Of Particular Significance

Part I, Endnote 1

  • Quote: Over two thousand years ago, Greek thinkers became experts in geometry and found clever tricks for estimating the Earth’s shape and size.

  • Endnote: The shadow that the Earth casts on the Moon during a lunar eclipse is always disk-shaped, no matter the time of day, which can be true only for a spherical planet. Earth’s size is revealed by comparing the lengths of shadows of two identical objects, separated by a known north-south distance, measured at noon on the same day.*

By the time that ancient Rome’s power was expanding, Greek scholars understood the basics of solar and lunar eclipses. Noting the relation between the phases of the Moon and the positions of the Sun and Moon, they recognized that the Moon’s light is reflected sunlight. They were aware that New Moon occurs when the Sun and Moon are on the same side of the Earth, while Full Moon occurs when they are on the opposite sides. And they knew that a lunar eclipse occurs when the Earth lies between the Sun and Moon, so that the Earth blocks the Sun’s light and casts a shadow on the Moon. This is illustrated (not to scale) in Fig. 1.

Fig. 1: (Top) When the Moon and Sun are on opposite sides of the Earth but not perfectly aligned, the Moon is full: its lit half faces the Earth. (Bottom) But when the Moon moves directly behind the Earth, it enters its shadow and is partly or completely darkened — a “lunar eclipse”. Sizes and distances are not to scale.

From these shadows, they confirmed the Earth was a sphere. Clearly, if the Earth had the shape of an X, it could cast an X-shaped shadow.

Fig. 2: Light from the Sun (orange dashed line) would cause an X-shaped Earth to cast an X-shaped shadow on the Moon.

If Earth were a flat disk like a coin, then depending on the Moon’s location in the sky, the Earth’s shadow might be circular or might be oval. The important point is the shadow of a circular disk is not always a circular disk. You can confirm this with a coin and a light bulb.

Fig. 3: If the Sun and Moon aren’t directly aligned face-on with a disk-shaped Earth, the disk’s shadow on the Moon will be an oval, not a circle.

The only shape which always creates a circular, disk-like shadow, from any angle and from any place and at any time, is a sphere, as you can confirm with a ball and a light bulb.

Fig. 4: Only a spherical Earth always casts a disk-shaped shadow, which causes the bright areas of the moon to be crescent shaped at all times during a partial lunar eclipse.
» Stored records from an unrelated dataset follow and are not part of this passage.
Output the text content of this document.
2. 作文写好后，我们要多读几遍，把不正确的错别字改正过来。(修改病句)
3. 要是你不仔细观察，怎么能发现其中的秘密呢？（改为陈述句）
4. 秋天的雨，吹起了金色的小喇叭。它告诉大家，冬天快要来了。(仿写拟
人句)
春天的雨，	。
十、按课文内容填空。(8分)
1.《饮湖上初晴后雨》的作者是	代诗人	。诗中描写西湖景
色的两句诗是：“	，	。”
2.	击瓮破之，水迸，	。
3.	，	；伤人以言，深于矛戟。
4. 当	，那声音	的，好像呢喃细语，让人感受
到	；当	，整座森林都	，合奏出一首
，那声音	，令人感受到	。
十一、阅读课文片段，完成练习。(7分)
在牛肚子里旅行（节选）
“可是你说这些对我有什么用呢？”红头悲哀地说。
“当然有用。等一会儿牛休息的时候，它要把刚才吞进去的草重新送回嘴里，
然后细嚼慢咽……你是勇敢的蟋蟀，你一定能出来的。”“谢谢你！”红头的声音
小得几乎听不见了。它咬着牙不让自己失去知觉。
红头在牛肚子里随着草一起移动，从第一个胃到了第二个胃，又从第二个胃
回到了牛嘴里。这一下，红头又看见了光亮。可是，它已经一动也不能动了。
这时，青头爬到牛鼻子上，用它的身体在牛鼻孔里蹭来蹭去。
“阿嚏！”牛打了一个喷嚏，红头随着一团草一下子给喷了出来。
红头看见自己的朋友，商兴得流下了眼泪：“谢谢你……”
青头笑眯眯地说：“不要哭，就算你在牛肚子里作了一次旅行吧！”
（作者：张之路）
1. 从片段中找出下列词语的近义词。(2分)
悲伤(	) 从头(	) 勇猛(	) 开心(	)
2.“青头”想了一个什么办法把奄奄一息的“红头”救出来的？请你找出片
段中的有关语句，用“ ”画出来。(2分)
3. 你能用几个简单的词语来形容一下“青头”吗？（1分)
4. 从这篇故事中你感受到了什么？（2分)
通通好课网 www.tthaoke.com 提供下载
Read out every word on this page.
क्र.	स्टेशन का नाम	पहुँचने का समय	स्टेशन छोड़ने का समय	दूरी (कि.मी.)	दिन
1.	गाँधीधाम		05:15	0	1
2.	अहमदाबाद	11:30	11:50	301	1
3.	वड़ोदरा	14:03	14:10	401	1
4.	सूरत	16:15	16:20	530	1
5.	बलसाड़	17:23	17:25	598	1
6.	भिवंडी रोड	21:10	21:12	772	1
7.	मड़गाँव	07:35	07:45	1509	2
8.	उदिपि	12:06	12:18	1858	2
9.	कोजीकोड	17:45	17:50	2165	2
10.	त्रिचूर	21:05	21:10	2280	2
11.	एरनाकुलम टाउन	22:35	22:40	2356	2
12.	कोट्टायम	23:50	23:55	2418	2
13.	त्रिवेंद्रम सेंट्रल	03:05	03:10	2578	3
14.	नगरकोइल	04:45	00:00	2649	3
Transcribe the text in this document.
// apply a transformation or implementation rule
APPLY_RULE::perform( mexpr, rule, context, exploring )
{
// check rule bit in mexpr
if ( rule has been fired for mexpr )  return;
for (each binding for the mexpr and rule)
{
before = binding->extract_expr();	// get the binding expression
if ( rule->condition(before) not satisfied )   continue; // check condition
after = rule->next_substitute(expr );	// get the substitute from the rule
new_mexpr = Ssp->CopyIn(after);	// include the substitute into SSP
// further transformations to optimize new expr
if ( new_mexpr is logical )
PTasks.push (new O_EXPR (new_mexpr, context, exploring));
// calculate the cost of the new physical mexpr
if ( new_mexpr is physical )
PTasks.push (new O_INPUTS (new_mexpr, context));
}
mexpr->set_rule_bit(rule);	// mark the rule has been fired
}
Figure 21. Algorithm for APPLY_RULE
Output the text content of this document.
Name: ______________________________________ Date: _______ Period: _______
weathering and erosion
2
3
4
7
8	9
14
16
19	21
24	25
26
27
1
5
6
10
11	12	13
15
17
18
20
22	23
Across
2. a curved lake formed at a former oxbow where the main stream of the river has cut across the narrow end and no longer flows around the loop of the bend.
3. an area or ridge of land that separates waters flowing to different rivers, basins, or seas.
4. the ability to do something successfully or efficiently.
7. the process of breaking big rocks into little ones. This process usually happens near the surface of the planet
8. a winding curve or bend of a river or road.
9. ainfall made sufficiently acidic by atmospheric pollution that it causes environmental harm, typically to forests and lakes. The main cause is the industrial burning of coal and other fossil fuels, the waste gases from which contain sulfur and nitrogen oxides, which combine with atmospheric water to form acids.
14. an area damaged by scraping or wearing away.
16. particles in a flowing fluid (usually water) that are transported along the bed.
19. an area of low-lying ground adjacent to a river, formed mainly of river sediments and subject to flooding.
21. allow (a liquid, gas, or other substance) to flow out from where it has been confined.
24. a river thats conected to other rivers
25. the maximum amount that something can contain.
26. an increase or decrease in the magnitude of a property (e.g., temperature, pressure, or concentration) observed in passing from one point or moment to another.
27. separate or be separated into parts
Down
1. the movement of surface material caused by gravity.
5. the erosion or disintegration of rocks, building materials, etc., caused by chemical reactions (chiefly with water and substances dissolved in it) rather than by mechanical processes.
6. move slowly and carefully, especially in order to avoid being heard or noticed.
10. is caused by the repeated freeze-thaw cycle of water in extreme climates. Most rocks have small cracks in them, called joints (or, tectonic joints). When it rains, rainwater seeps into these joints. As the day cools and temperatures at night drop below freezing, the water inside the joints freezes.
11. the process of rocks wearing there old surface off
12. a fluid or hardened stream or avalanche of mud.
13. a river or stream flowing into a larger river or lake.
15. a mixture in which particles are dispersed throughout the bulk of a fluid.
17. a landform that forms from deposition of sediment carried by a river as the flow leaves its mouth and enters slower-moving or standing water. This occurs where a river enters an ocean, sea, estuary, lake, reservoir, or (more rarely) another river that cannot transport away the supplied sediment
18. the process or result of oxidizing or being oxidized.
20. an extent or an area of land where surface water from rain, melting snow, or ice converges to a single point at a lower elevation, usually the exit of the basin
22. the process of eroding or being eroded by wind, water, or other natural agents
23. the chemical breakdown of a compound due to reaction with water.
This is consistent with what is actually observed in eclipses, as in Fig. 4. The circular shadow of the Earth is shown especially clearly when sets of photos taken during an eclipse are carefully aligned.

Next, once you are aware that the Earth’s a sphere (and, as the Greeks also knew, that the Sun is far away ), it’s not hard to learn the size of the Earth. Imagine two vertical towers sitting on flat ground in two different cities. To keep things especially simple, let’s imagine one city is due north of the other, and the distance between them — call it “D” — is already known.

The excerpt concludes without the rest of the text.